The big flathead have moved into the shallower water and for excellent sport or for a feed, soft plastics are the way to go.

The run out tide has been fishing the best, and during this period the flathead will move out of the shallower waters on the sand and mud flats and sit on the edges waiting for prey to swim into the deeper water. I find a 3” plastic in natural colours such as pumpkinseed, bloodworm and olive is extremely successful.

It is trickier fishing a run in tide, as flathead will move onto the shallower flats, meaning there is a lot more water to fish to find the flathead. The flathead usually search through weed grasses looking for small juvenile fish.

On a recent trip, one flathead I kept to eat had a ball of pipe fish inside its stomach as well as some baby flounder and a couple of small fish I couldn’t identify. As these small fish are found in sea grasses, we know that the flathead must search through the weed when there is water of the weed beds, which is at high tide.

Drop the size of the plastic and jig head to imitate one of these tiny juvenile fish. The flathead have been averaging 40-48cm, and there are some real crackers measuring well over 60cm and weighing up to 4kg.


The whiting are starting to turn up in better numbers, with most anglers catching at least half a dozen whiting in a session. These fish have been averaging 40cm. Pipis and Bass yabbies have been the best baits with some anglers even catching them on bluebait. Lately they have also been taken in the middle of the deeper channels with the aid of berley as well as on the weed beds.


I’ll start with something different. There’s been quite a few kingfish caught recently. Matt Reid hooked what was very likely a kingfish in the McLoughlins Beach entrance about 15 minutes before the full high tide. Brian Walsh saw a kingfish landed outside the entrance measuring around 65cm in length. He said he wasn’t surprised, as the amount of yakkas that were offshore was unlike he has ever seen. So its not surprising that there would be some big pelagic species chasing them.
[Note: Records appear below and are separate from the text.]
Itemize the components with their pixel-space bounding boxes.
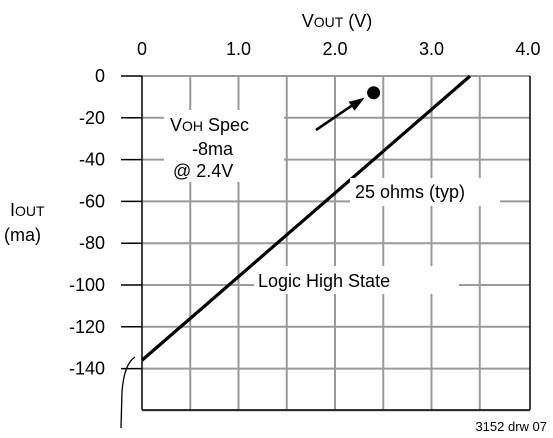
lead-curve <box>120 356 136 429</box>
x-tick-label: 0 <box>137 39 147 59</box>
x-axis-title-unit: (V) <box>343 11 372 31</box>
y-axis-title-sub: OUT <box>15 203 45 219</box>
y-tick-label: -40 <box>79 150 105 170</box>
x-axis-title: VOUT (V) <box>302 11 373 31</box>
x-tick-label: 4.0 <box>515 39 540 59</box>
impedance-label-bg <box>350 178 500 206</box>
voh-spec-rest: Spec <box>203 115 249 135</box>
state-label-bg <box>254 266 459 294</box>
voh-spec-sub: OH <box>182 118 203 134</box>
voh-spec-label: VOH Spec <box>170 115 249 135</box>
series-layer <box>140 74 472 362</box>
state-label: Logic High State <box>258 271 390 291</box>
y-tick-label: -100 <box>69 275 105 295</box>
voh-spec-main: V <box>170 115 182 135</box>
drawing-number: 3152 drw 07 <box>475 419 547 434</box>
y-axis-unit: (ma) <box>4 225 41 245</box>
y-tick-label: -20 <box>79 108 105 128</box>
spec-arrow-shaft <box>315 100 359 132</box>
x-axis-title-sub: OUT <box>314 14 344 30</box>
impedance-label: 25 ohms (typ) <box>355 182 465 202</box>
spec-point-marker <box>367 86 381 100</box>
y-tick-label: -120 <box>69 317 105 337</box>
x-tick-label: 2.0 <box>322 39 347 59</box>
spec-value-label: -8ma <box>192 139 234 159</box>
x-tick-labels: 0 1.0 2.0 3.0 4.0 <box>137 39 541 59</box>
y-tick-label: -140 <box>69 359 105 379</box>
series-line-segment <box>140 74 472 362</box>
y-axis-title-main: I <box>10 200 15 220</box>
spec-voltage-label: @ 2.4V <box>173 161 233 181</box>
y-tick-labels: 0 -20 -40 -60 -80 -100 -120 -140 <box>69 66 105 379</box>
spec-point-group <box>315 86 381 132</box>
y-axis-title: IOUT <box>10 200 45 220</box>
x-tick-label: 3.0 <box>419 39 444 59</box>
y-tick-label: -80 <box>79 233 105 253</box>
spec-arrow-head <box>348 97 365 111</box>
voh-label-bg <box>164 110 284 182</box>
y-tick-label: -60 <box>79 191 105 211</box>
x-tick-label: 1.0 <box>226 39 251 59</box>
y-tick-label: 0 <box>95 66 105 86</box>
x-axis-title-main: V <box>302 11 314 31</box>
I’ve also already heard of about half a dozen kingfish caught to 65cm in Welshpool, so if they are in there, they are probably spread out throughout the whole system. This means we could have a kingy season like two years ago when they were everywhere around the jetties of south Gippsland.
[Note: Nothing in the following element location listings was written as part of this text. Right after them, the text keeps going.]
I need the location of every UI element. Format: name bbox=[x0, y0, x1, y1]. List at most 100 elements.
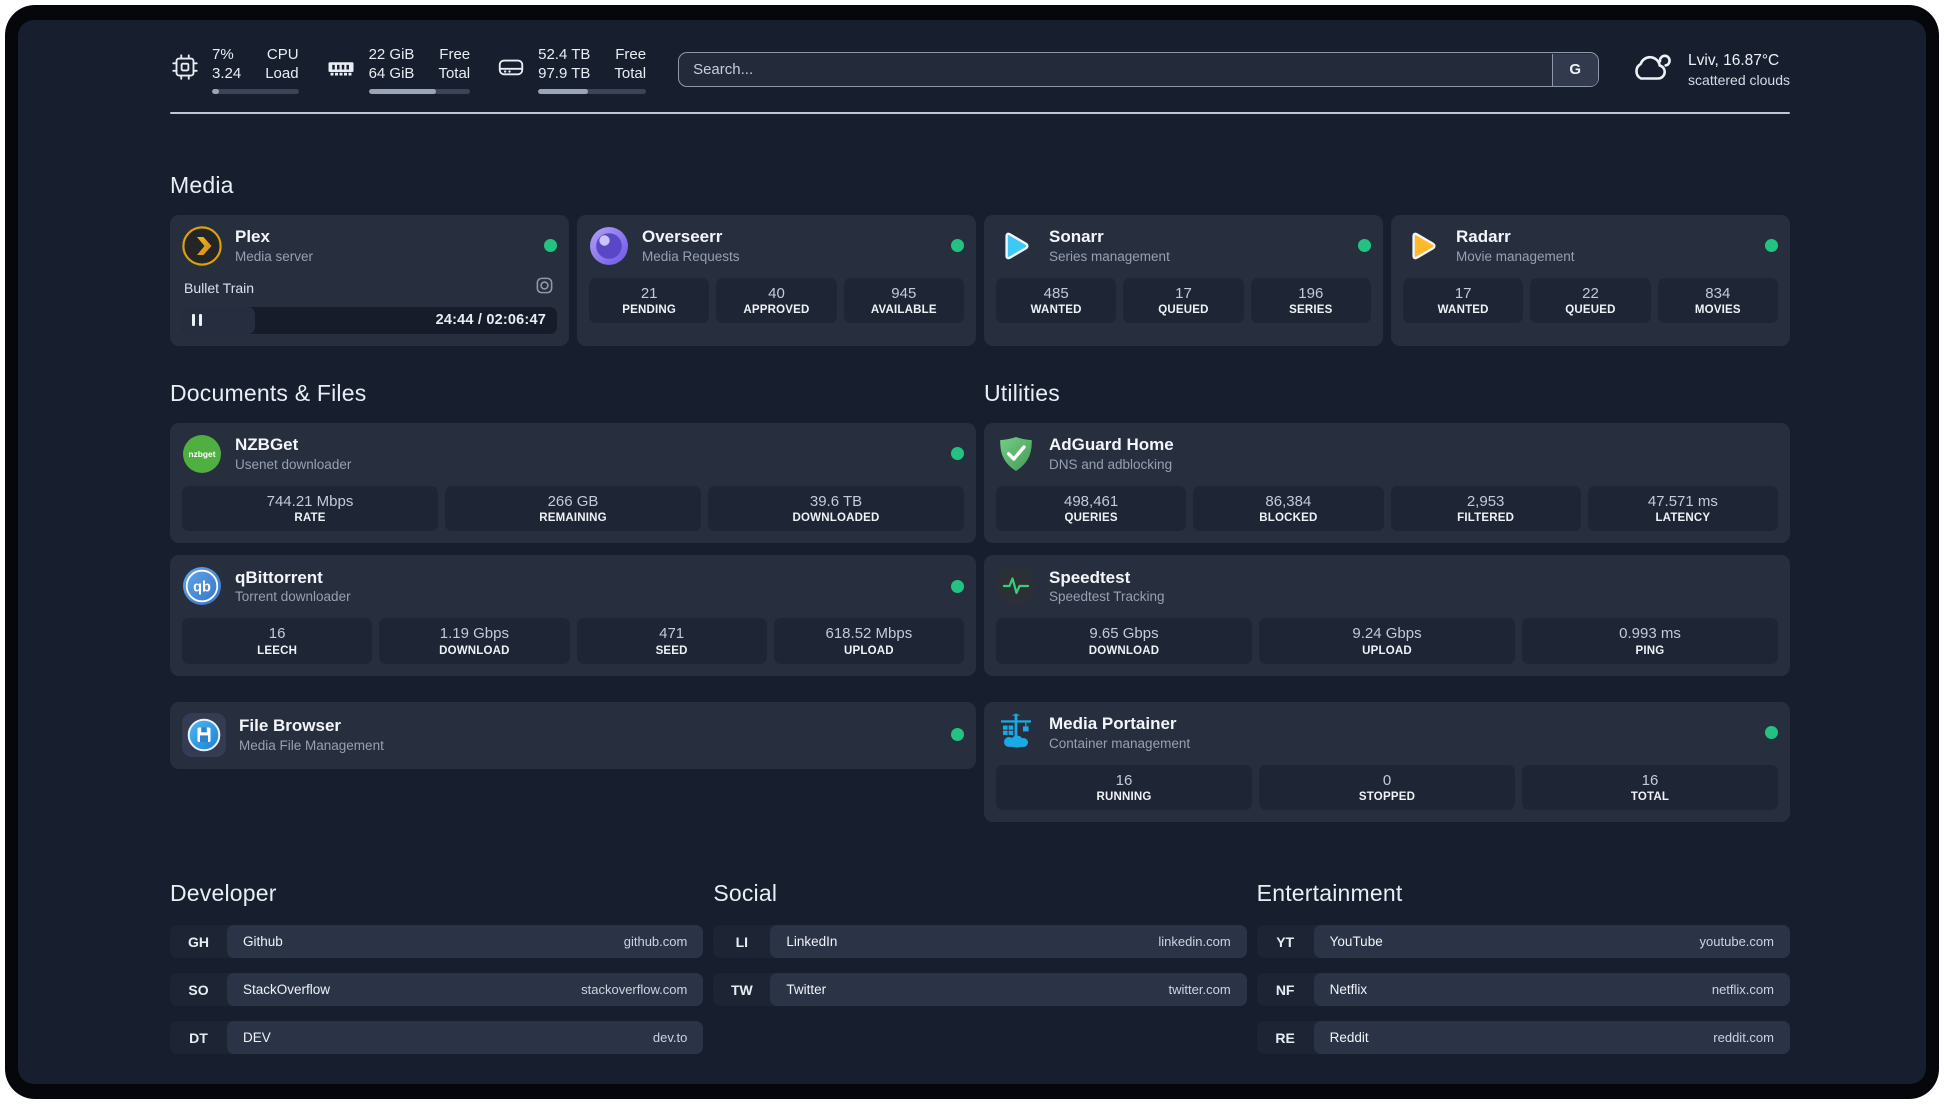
bookmark-abbr: DT bbox=[189, 1029, 208, 1046]
playback-progress-bar: 24:44 / 02:06:47 bbox=[182, 306, 557, 334]
weather-condition: scattered clouds bbox=[1688, 71, 1790, 88]
stat-tile: 485 WANTED bbox=[996, 277, 1117, 323]
bookmark-github[interactable]: GH Github github.com bbox=[170, 925, 704, 958]
status-dot bbox=[1358, 239, 1371, 252]
status-dot bbox=[951, 579, 964, 593]
plex-icon bbox=[182, 225, 222, 266]
bookmark-reddit[interactable]: RE Reddit reddit.com bbox=[1256, 1021, 1790, 1054]
service-title: NZBGet bbox=[235, 435, 299, 455]
bookmarks-social: Social LI LinkedIn linkedin.com TW Twitt… bbox=[713, 880, 1247, 1069]
hard-drive-icon bbox=[496, 52, 526, 87]
service-card-overseerr[interactable]: Overseerr Media Requests 21 PENDING 40 A… bbox=[577, 214, 976, 346]
adguard-icon bbox=[996, 434, 1036, 474]
bookmark-url: reddit.com bbox=[1713, 1030, 1774, 1045]
bookmark-name: YouTube bbox=[1329, 934, 1383, 949]
service-card-filebrowser[interactable]: File Browser Media File Management bbox=[170, 701, 976, 769]
section-media: Media Plex Media server bbox=[170, 172, 1790, 346]
service-subtitle: Media File Management bbox=[239, 737, 384, 753]
stat-tile: 16 RUNNING bbox=[996, 764, 1252, 810]
cpu-progress-bar bbox=[212, 88, 299, 94]
bookmark-linkedin[interactable]: LI LinkedIn linkedin.com bbox=[713, 925, 1247, 958]
bookmark-dev[interactable]: DT DEV dev.to bbox=[170, 1021, 704, 1054]
bookmark-abbr: LI bbox=[735, 933, 749, 950]
stat-tile: 9.65 Gbps DOWNLOAD bbox=[996, 618, 1252, 664]
bookmark-url: netflix.com bbox=[1711, 982, 1774, 997]
bookmark-twitter[interactable]: TW Twitter twitter.com bbox=[713, 973, 1247, 1006]
service-subtitle: Media Requests bbox=[642, 248, 740, 264]
utilities-section-title: Utilities bbox=[984, 379, 1060, 406]
topbar: 7% 3.24 CPU Load bbox=[170, 46, 1790, 94]
bookmark-name: Github bbox=[243, 934, 283, 949]
service-title: Speedtest bbox=[1049, 567, 1131, 587]
cloud-icon bbox=[1629, 49, 1675, 90]
stat-tile: 17 WANTED bbox=[1403, 277, 1524, 323]
service-title: Sonarr bbox=[1049, 227, 1104, 247]
service-subtitle: Media server bbox=[235, 248, 314, 264]
stat-tile: 0.993 ms PING bbox=[1522, 618, 1778, 664]
disk-total-value: 97.9 TB bbox=[538, 64, 591, 82]
status-dot bbox=[544, 239, 557, 252]
stat-tile: 0 STOPPED bbox=[1259, 764, 1515, 810]
disk-free-value: 52.4 TB bbox=[538, 46, 591, 63]
weather-widget: Lviv, 16.87°C scattered clouds bbox=[1629, 49, 1790, 90]
cpu-widget: 7% 3.24 CPU Load bbox=[170, 46, 299, 94]
bookmark-url: github.com bbox=[623, 934, 688, 949]
search-provider-button[interactable]: G bbox=[1551, 53, 1598, 86]
bookmarks-developer: Developer GH Github github.com SO StackO… bbox=[170, 880, 704, 1069]
service-card-plex[interactable]: Plex Media server Bullet Train bbox=[170, 214, 569, 346]
service-title: Plex bbox=[235, 227, 270, 247]
search-bar: G bbox=[678, 52, 1600, 88]
bookmark-name: Reddit bbox=[1329, 1030, 1369, 1045]
bookmark-name: StackOverflow bbox=[243, 982, 331, 997]
service-card-radarr[interactable]: Radarr Movie management 17 WANTED 22 QUE… bbox=[1391, 214, 1790, 346]
nzbget-icon: nzbget bbox=[182, 434, 222, 474]
service-card-portainer[interactable]: Media Portainer Container management 16 … bbox=[984, 701, 1790, 822]
filebrowser-icon bbox=[182, 712, 226, 757]
service-card-adguard[interactable]: AdGuard Home DNS and adblocking 498,461 … bbox=[984, 422, 1790, 543]
memory-progress-fill bbox=[368, 88, 436, 94]
stat-tile: 1.19 Gbps DOWNLOAD bbox=[379, 618, 570, 664]
stat-tile: 196 SERIES bbox=[1250, 277, 1371, 323]
status-dot bbox=[1765, 726, 1778, 739]
bookmarks-entertainment: Entertainment YT YouTube youtube.com NF … bbox=[1256, 880, 1790, 1069]
service-card-speedtest[interactable]: Speedtest Speedtest Tracking 9.65 Gbps D… bbox=[984, 555, 1790, 676]
bookmark-youtube[interactable]: YT YouTube youtube.com bbox=[1256, 925, 1790, 958]
topbar-divider bbox=[170, 111, 1790, 114]
qbittorrent-icon: qb bbox=[182, 566, 222, 606]
service-card-qbittorrent[interactable]: qb qBittorrent Torrent downloader 16 LEE… bbox=[170, 555, 976, 676]
bookmark-url: linkedin.com bbox=[1158, 934, 1231, 949]
media-section-title: Media bbox=[170, 171, 234, 198]
service-subtitle: Container management bbox=[1049, 735, 1191, 751]
search-input[interactable] bbox=[678, 52, 1600, 88]
disk-progress-bar bbox=[538, 88, 647, 94]
section-utilities: Utilities AdGuard Home DNS and bbox=[984, 379, 1790, 822]
service-subtitle: Series management bbox=[1049, 248, 1170, 264]
stat-tile: 9.24 Gbps UPLOAD bbox=[1259, 618, 1515, 664]
overseerr-icon bbox=[589, 226, 629, 266]
cpu-usage-value: 7% bbox=[212, 46, 234, 63]
bookmark-name: Twitter bbox=[786, 982, 827, 997]
bookmark-url: twitter.com bbox=[1168, 982, 1231, 997]
stat-tile: 498,461 QUERIES bbox=[996, 485, 1187, 531]
bookmark-stackoverflow[interactable]: SO StackOverflow stackoverflow.com bbox=[170, 973, 704, 1006]
memory-free-value: 22 GiB bbox=[368, 46, 415, 63]
service-subtitle: Torrent downloader bbox=[235, 589, 351, 605]
pause-icon bbox=[192, 314, 202, 326]
disk-progress-fill bbox=[538, 88, 588, 94]
memory-progress-bar bbox=[368, 88, 471, 94]
service-card-nzbget[interactable]: nzbget NZBGet Usenet downloader 744.21 M… bbox=[170, 422, 976, 543]
bookmark-name: Netflix bbox=[1329, 982, 1368, 997]
entertainment-section-title: Entertainment bbox=[1256, 880, 1403, 906]
bookmark-name: LinkedIn bbox=[786, 934, 838, 949]
stat-tile: 618.52 Mbps UPLOAD bbox=[773, 618, 964, 664]
bookmark-name: DEV bbox=[243, 1030, 271, 1045]
stat-tile: 86,384 BLOCKED bbox=[1193, 485, 1384, 531]
service-card-sonarr[interactable]: Sonarr Series management 485 WANTED 17 Q… bbox=[984, 214, 1383, 346]
disk-widget: 52.4 TB 97.9 TB Free Total bbox=[496, 46, 647, 94]
stat-tile: 17 QUEUED bbox=[1123, 277, 1244, 323]
weather-location: Lviv, 16.87°C bbox=[1688, 51, 1780, 69]
service-subtitle: Movie management bbox=[1456, 248, 1575, 264]
developer-section-title: Developer bbox=[170, 880, 277, 906]
bookmark-netflix[interactable]: NF Netflix netflix.com bbox=[1256, 973, 1790, 1006]
service-title: File Browser bbox=[239, 716, 342, 736]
The snapper offshore have dropped in size; however they are of far better eating quality. They are ranging from 40-60cm on average. You don’t have to be too far out, they are spread from inside the entrance all they way out to the reefs, so even the smaller boats have a chance of catching a snapper, and they are a real chance on soft plastics and jigs.


There are quite a few mako sharks offshore now. The anglers targeting them with live baits are doing well and there seems to be plenty around 4-5ft. Also surface berley and dead baits has been successful as well. Most of the makos have been down towards the east of McLoughlins.